Bromstad sighed deeply and readjusted his cap, partially replacing the stale, abused hat air that had been trapped beneath it for more than ten hours.
“It is now dark enough, with enough contrasting light in the passenger cabin of the bus, that I believe we can get some passable photos of Mr. Ryback and this King Leo,” Jørgen said, closing the distance between the Volvo and the Funkabus. “Ülo, please tell Mr. Bromstad that because of where he is seated, he will have to make himself useful and snap the shots as we pull abreast of the bus.”

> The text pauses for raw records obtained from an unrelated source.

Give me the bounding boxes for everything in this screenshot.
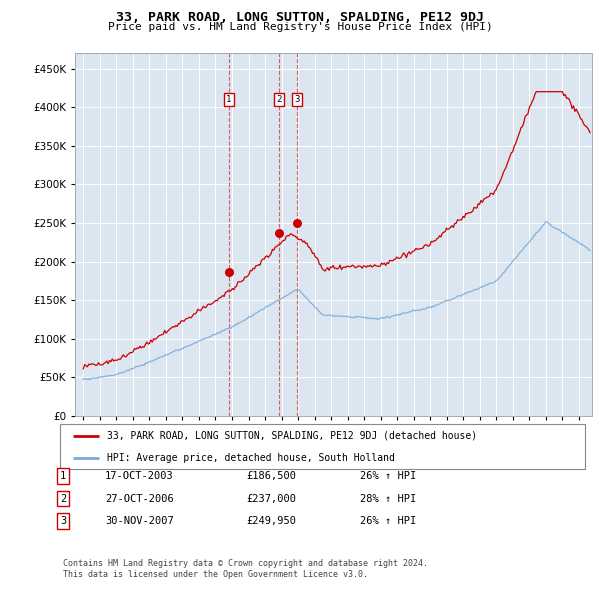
- Text: 26% ↑ HPI: 26% ↑ HPI: [360, 471, 416, 481]
- Text: 30-NOV-2007: 30-NOV-2007: [105, 516, 174, 526]
- Text: £249,950: £249,950: [246, 516, 296, 526]
- Text: 33, PARK ROAD, LONG SUTTON, SPALDING, PE12 9DJ: 33, PARK ROAD, LONG SUTTON, SPALDING, PE…: [116, 11, 484, 24]
- Text: 3: 3: [60, 516, 66, 526]
- Text: Price paid vs. HM Land Registry's House Price Index (HPI): Price paid vs. HM Land Registry's House …: [107, 22, 493, 32]
- Text: HPI: Average price, detached house, South Holland: HPI: Average price, detached house, Sout…: [107, 453, 395, 463]
- Point: [292, 218, 302, 228]
- Text: £186,500: £186,500: [246, 471, 296, 481]
- Text: 2: 2: [60, 494, 66, 503]
- Text: 33, PARK ROAD, LONG SUTTON, SPALDING, PE12 9DJ (detached house): 33, PARK ROAD, LONG SUTTON, SPALDING, PE…: [107, 431, 478, 441]
- Text: 28% ↑ HPI: 28% ↑ HPI: [360, 494, 416, 503]
- Text: 1: 1: [60, 471, 66, 481]
- Text: 27-OCT-2006: 27-OCT-2006: [105, 494, 174, 503]
- FancyBboxPatch shape: [60, 424, 585, 469]
- Text: 26% ↑ HPI: 26% ↑ HPI: [360, 516, 416, 526]
- Text: 3: 3: [294, 95, 299, 104]
- Text: This data is licensed under the Open Government Licence v3.0.: This data is licensed under the Open Gov…: [63, 571, 368, 579]
- Text: 2: 2: [276, 95, 281, 104]
- Text: 1: 1: [226, 95, 232, 104]
- Text: Contains HM Land Registry data © Crown copyright and database right 2024.: Contains HM Land Registry data © Crown c…: [63, 559, 428, 568]
- Point: [274, 228, 283, 238]
- Text: 17-OCT-2003: 17-OCT-2003: [105, 471, 174, 481]
- Point: [224, 267, 233, 277]
- Text: £237,000: £237,000: [246, 494, 296, 503]
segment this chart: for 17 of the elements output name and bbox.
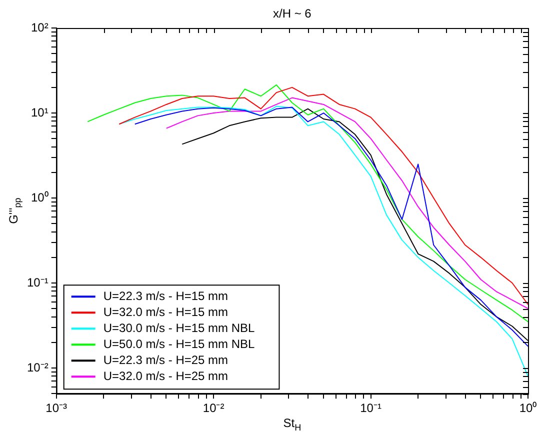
legend-label: U=32.0 m/s - H=25 mm	[103, 368, 228, 383]
y-tick-label: 10¹	[31, 105, 48, 120]
legend-label: U=22.3 m/s - H=25 mm	[103, 352, 228, 367]
y-tick-label: 10⁻²	[27, 360, 48, 374]
x-tick-label: 10⁻¹	[360, 401, 382, 416]
y-tick-label: 10²	[31, 20, 48, 34]
chart-title: x/H ~ 6	[272, 6, 312, 20]
x-tick-label: 10⁰	[519, 401, 537, 416]
x-tick-label: 10⁻²	[202, 401, 224, 416]
legend-label: U=50.0 m/s - H=15 mm NBL	[103, 336, 256, 351]
y-tick-label: 10⁰	[30, 190, 48, 204]
legend-label: U=32.0 m/s - H=15 mm	[103, 304, 228, 319]
legend-label: U=22.3 m/s - H=15 mm	[103, 288, 228, 303]
legend-label: U=30.0 m/s - H=15 mm NBL	[103, 320, 256, 335]
y-axis-title: G'''pp	[6, 198, 23, 224]
y-tick-label: 10⁻¹	[27, 275, 48, 290]
x-tick-label: 10⁻³	[46, 401, 68, 416]
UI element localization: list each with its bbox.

“Mr. Bromstad, Jørgen wishes me to tell you that your assistance is required in getting the shots as we pull aside the funk star’s bus,” said Ülo dutifully.
“Ülo, will you tell Vagns to tell Jørgen that I’d be more than happy to do that?” said Bromstad.
“I will not,” said Ülo, “because as you well know, Vagns heard you and can do it himself.”
“Ja,” said Vagns. “Jørgen, Mr. Bromstad said he would be more than happy to take the pictures.”
Ülo gave him a brief lesson on the proper use of his rather expensive and complicated camera. “Here,” he said, “is the button,” pointing to a button, “that you press to take the picture.”